Researchers found that as with humans, extraverted gorillas led substantially longer lives despite differences in age, sex or living conditions. Extraversion in both humans and gorillas may lead to tight social relationships within family groups that shield individuals from external threats, thereby lengthening survival. Extraversion likely created these benefits even in the common ancestor shared by humans and gorillas more than 10 million years ago.
 
However, when researchers tested other characteristics such as agreeableness, neuroticism and dominance, they surprisingly found little connection to lifespan.

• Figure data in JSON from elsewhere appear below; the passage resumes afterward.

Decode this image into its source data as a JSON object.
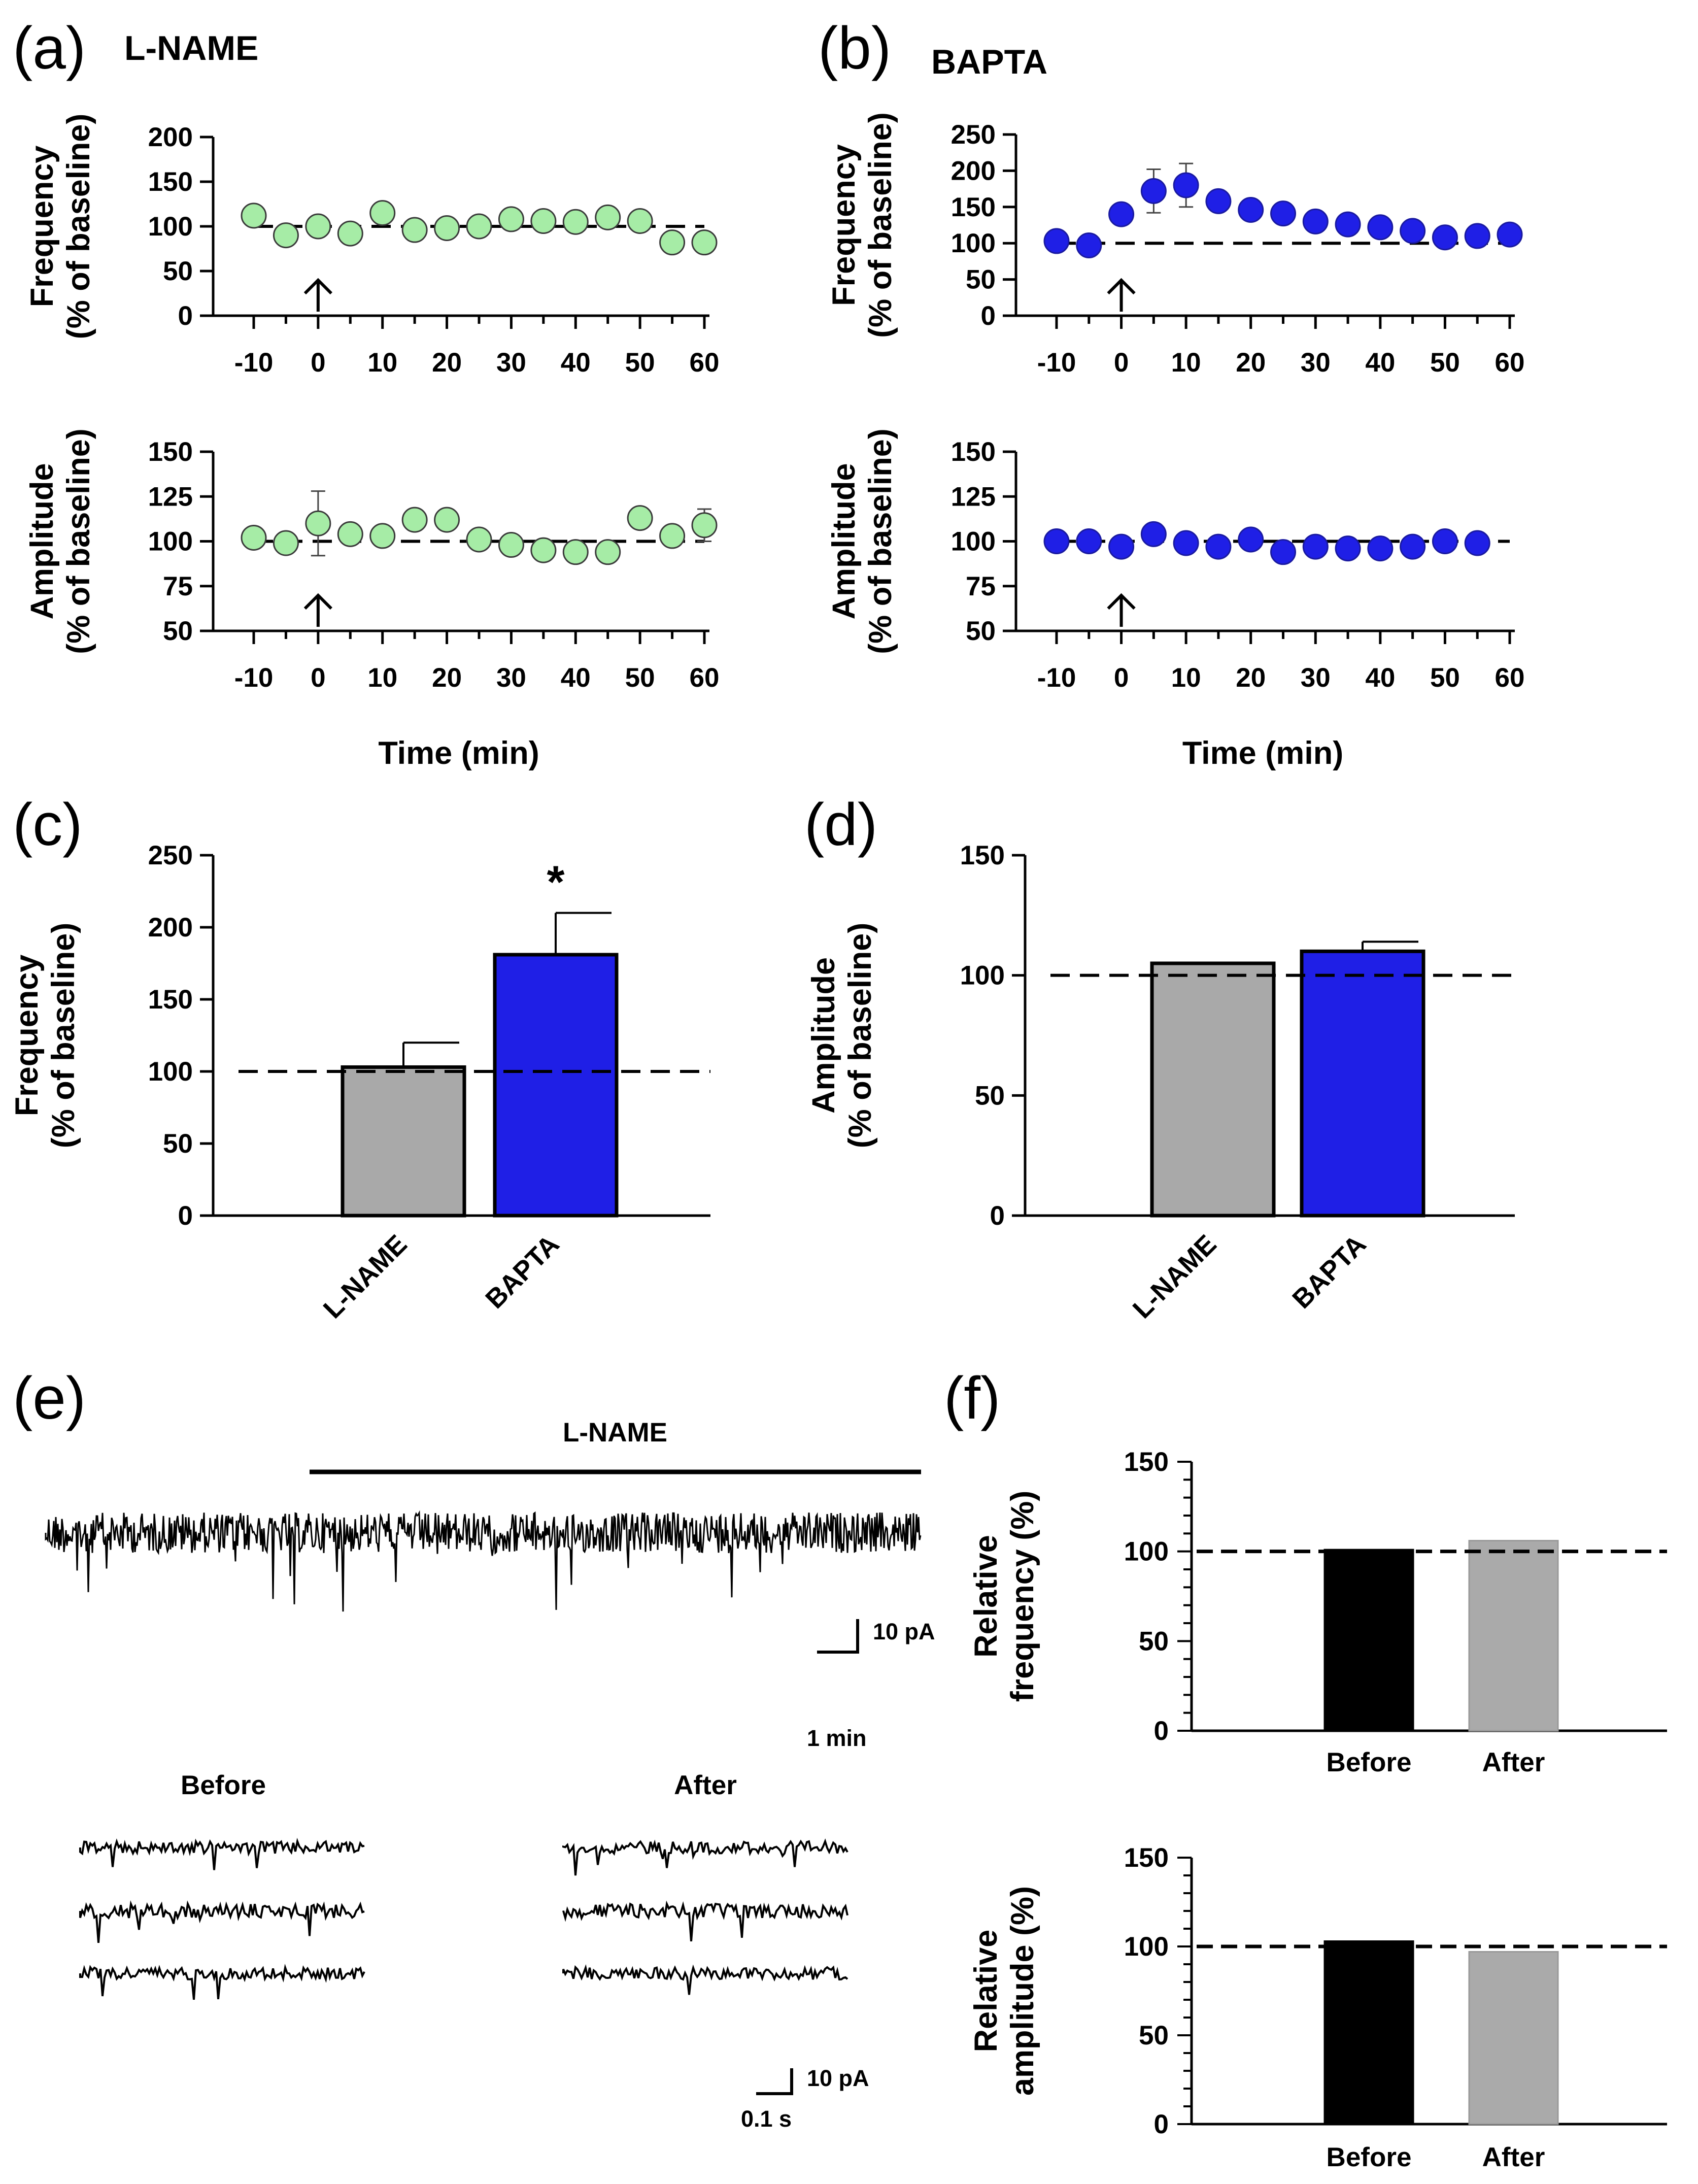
{
  "panels": {
    "a": {
      "label": "(a)",
      "title": "L-NAME"
    },
    "b": {
      "label": "(b)",
      "title": "BAPTA"
    },
    "c": {
      "label": "(c)"
    },
    "d": {
      "label": "(d)"
    },
    "e": {
      "label": "(e)"
    },
    "f": {
      "label": "(f)"
    }
  },
  "colors": {
    "lname_marker": "#a6eca6",
    "bapta": "#1f1fe6",
    "bar_gray": "#a9a9a9",
    "bar_black": "#000000",
    "bar_lightgray": "#aaaaaa"
  },
  "trace": {
    "drug_label": "L-NAME",
    "scale_main_y": "10 pA",
    "scale_main_x": "1 min",
    "before_label": "Before",
    "after_label": "After",
    "scale_small_y": "10 pA",
    "scale_small_x": "0.1 s"
  },
  "chart_data": [
    {
      "id": "a-frequency",
      "type": "scatter",
      "xlabel": "",
      "ylabel": "Frequency\n(% of baseline)",
      "xlim": [
        -10,
        60
      ],
      "ylim": [
        0,
        200
      ],
      "xticks": [
        "-10",
        "0",
        "10",
        "20",
        "30",
        "40",
        "50",
        "60"
      ],
      "yticks": [
        "0",
        "50",
        "100",
        "150",
        "200"
      ],
      "x": [
        -10,
        -5,
        0,
        5,
        10,
        15,
        20,
        25,
        30,
        35,
        40,
        45,
        50,
        55,
        60
      ],
      "y": [
        112,
        90,
        100,
        92,
        115,
        96,
        98,
        100,
        108,
        106,
        105,
        110,
        106,
        82,
        82
      ],
      "err": [
        0,
        0,
        0,
        0,
        0,
        0,
        0,
        0,
        0,
        0,
        0,
        0,
        0,
        0,
        0
      ],
      "baseline": 100,
      "arrow_at": 0,
      "color": "#a6eca6"
    },
    {
      "id": "a-amplitude",
      "type": "scatter",
      "xlabel": "Time (min)",
      "ylabel": "Amplitude\n(% of baseline)",
      "xlim": [
        -10,
        60
      ],
      "ylim": [
        50,
        150
      ],
      "xticks": [
        "-10",
        "0",
        "10",
        "20",
        "30",
        "40",
        "50",
        "60"
      ],
      "yticks": [
        "50",
        "75",
        "100",
        "125",
        "150"
      ],
      "x": [
        -10,
        -5,
        0,
        5,
        10,
        15,
        20,
        25,
        30,
        35,
        40,
        45,
        50,
        55,
        60
      ],
      "y": [
        102,
        99,
        110,
        104,
        103,
        112,
        112,
        101,
        98,
        95,
        94,
        94,
        113,
        103,
        109
      ],
      "err": [
        0,
        0,
        18,
        0,
        0,
        0,
        0,
        0,
        0,
        0,
        0,
        0,
        0,
        0,
        9
      ],
      "baseline": 100,
      "arrow_at": 0,
      "color": "#a6eca6"
    },
    {
      "id": "b-frequency",
      "type": "scatter",
      "xlabel": "",
      "ylabel": "Frequency\n(% of baseline)",
      "xlim": [
        -10,
        60
      ],
      "ylim": [
        0,
        250
      ],
      "xticks": [
        "-10",
        "0",
        "10",
        "20",
        "30",
        "40",
        "50",
        "60"
      ],
      "yticks": [
        "0",
        "50",
        "100",
        "150",
        "200",
        "250"
      ],
      "x": [
        -10,
        -5,
        0,
        5,
        10,
        15,
        20,
        25,
        30,
        35,
        40,
        45,
        50,
        55,
        60
      ],
      "y": [
        103,
        97,
        140,
        172,
        180,
        158,
        146,
        141,
        130,
        126,
        122,
        117,
        108,
        110,
        112
      ],
      "err": [
        0,
        0,
        0,
        30,
        30,
        0,
        0,
        0,
        0,
        0,
        0,
        0,
        0,
        0,
        0
      ],
      "baseline": 100,
      "arrow_at": 0,
      "color": "#1f1fe6"
    },
    {
      "id": "b-amplitude",
      "type": "scatter",
      "xlabel": "Time (min)",
      "ylabel": "Amplitude\n(% of baseline)",
      "xlim": [
        -10,
        60
      ],
      "ylim": [
        50,
        150
      ],
      "xticks": [
        "-10",
        "0",
        "10",
        "20",
        "30",
        "40",
        "50",
        "60"
      ],
      "yticks": [
        "50",
        "75",
        "100",
        "125",
        "150"
      ],
      "x": [
        -10,
        -5,
        0,
        5,
        10,
        15,
        20,
        25,
        30,
        35,
        40,
        45,
        50,
        55
      ],
      "y": [
        100,
        100,
        97,
        104,
        99,
        97,
        101,
        94,
        97,
        96,
        96,
        97,
        100,
        99
      ],
      "err": [
        0,
        0,
        0,
        0,
        0,
        0,
        0,
        0,
        0,
        0,
        0,
        0,
        0,
        0
      ],
      "baseline": 100,
      "arrow_at": 0,
      "color": "#1f1fe6"
    },
    {
      "id": "c",
      "type": "bar",
      "ylabel": "Frequency\n(% of baseline)",
      "ylim": [
        0,
        250
      ],
      "yticks": [
        "0",
        "50",
        "100",
        "150",
        "200",
        "250"
      ],
      "categories": [
        "L-NAME",
        "BAPTA"
      ],
      "values": [
        103,
        181
      ],
      "err": [
        17,
        29
      ],
      "colors": [
        "#a9a9a9",
        "#1f1fe6"
      ],
      "baseline": 100,
      "significance": [
        "",
        "*"
      ]
    },
    {
      "id": "d",
      "type": "bar",
      "ylabel": "Amplitude\n(% of baseline)",
      "ylim": [
        0,
        150
      ],
      "yticks": [
        "0",
        "50",
        "100",
        "150"
      ],
      "categories": [
        "L-NAME",
        "BAPTA"
      ],
      "values": [
        105,
        110
      ],
      "err": [
        0,
        4
      ],
      "colors": [
        "#a9a9a9",
        "#1f1fe6"
      ],
      "baseline": 100,
      "significance": [
        "",
        ""
      ]
    },
    {
      "id": "f-frequency",
      "type": "bar",
      "ylabel": "Relative\nfrequency (%)",
      "ylim": [
        0,
        150
      ],
      "yticks": [
        "0",
        "50",
        "100",
        "150"
      ],
      "categories": [
        "Before",
        "After"
      ],
      "values": [
        101,
        106
      ],
      "colors": [
        "#000000",
        "#aaaaaa"
      ],
      "baseline": 100
    },
    {
      "id": "f-amplitude",
      "type": "bar",
      "ylabel": "Relative\namplitude (%)",
      "ylim": [
        0,
        150
      ],
      "yticks": [
        "0",
        "50",
        "100",
        "150"
      ],
      "categories": [
        "Before",
        "After"
      ],
      "values": [
        103,
        97
      ],
      "colors": [
        "#000000",
        "#aaaaaa"
      ],
      "baseline": 100
    }
  ]
}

Since these traits benefit human survival, their role in buffering against environmental stressors may have evolved in apes after humans split from gorillas.
 
To investigate the role of personality in survival, researchers from the University of Edinburgh, Zoo Atlanta and The Dian Fossey Gorilla Fund International examined 283 captive gorillas whose character traits had been rated by zoo keepers in 1993. Using gorilla studbooks to track survivorship, the researchers investigated associations between the animal's personalities and the length of their lives. They also examined whether other factors such as sex, age, origin (wild- or captive-born), rearing conditions and number of institutional transfers affected survival.
 
The fact that characteristics of friendliness and sociability lengthen the lifespan of both humans and gorillas indicates that extraversion has been a favored personality trait for more than 10 million years. Social interactions may have thus played a critical role in shielding individuals from environmental stressors throughout time. It appears that the secret to a long life is no longer the fountain of youth, but rather a few new friends.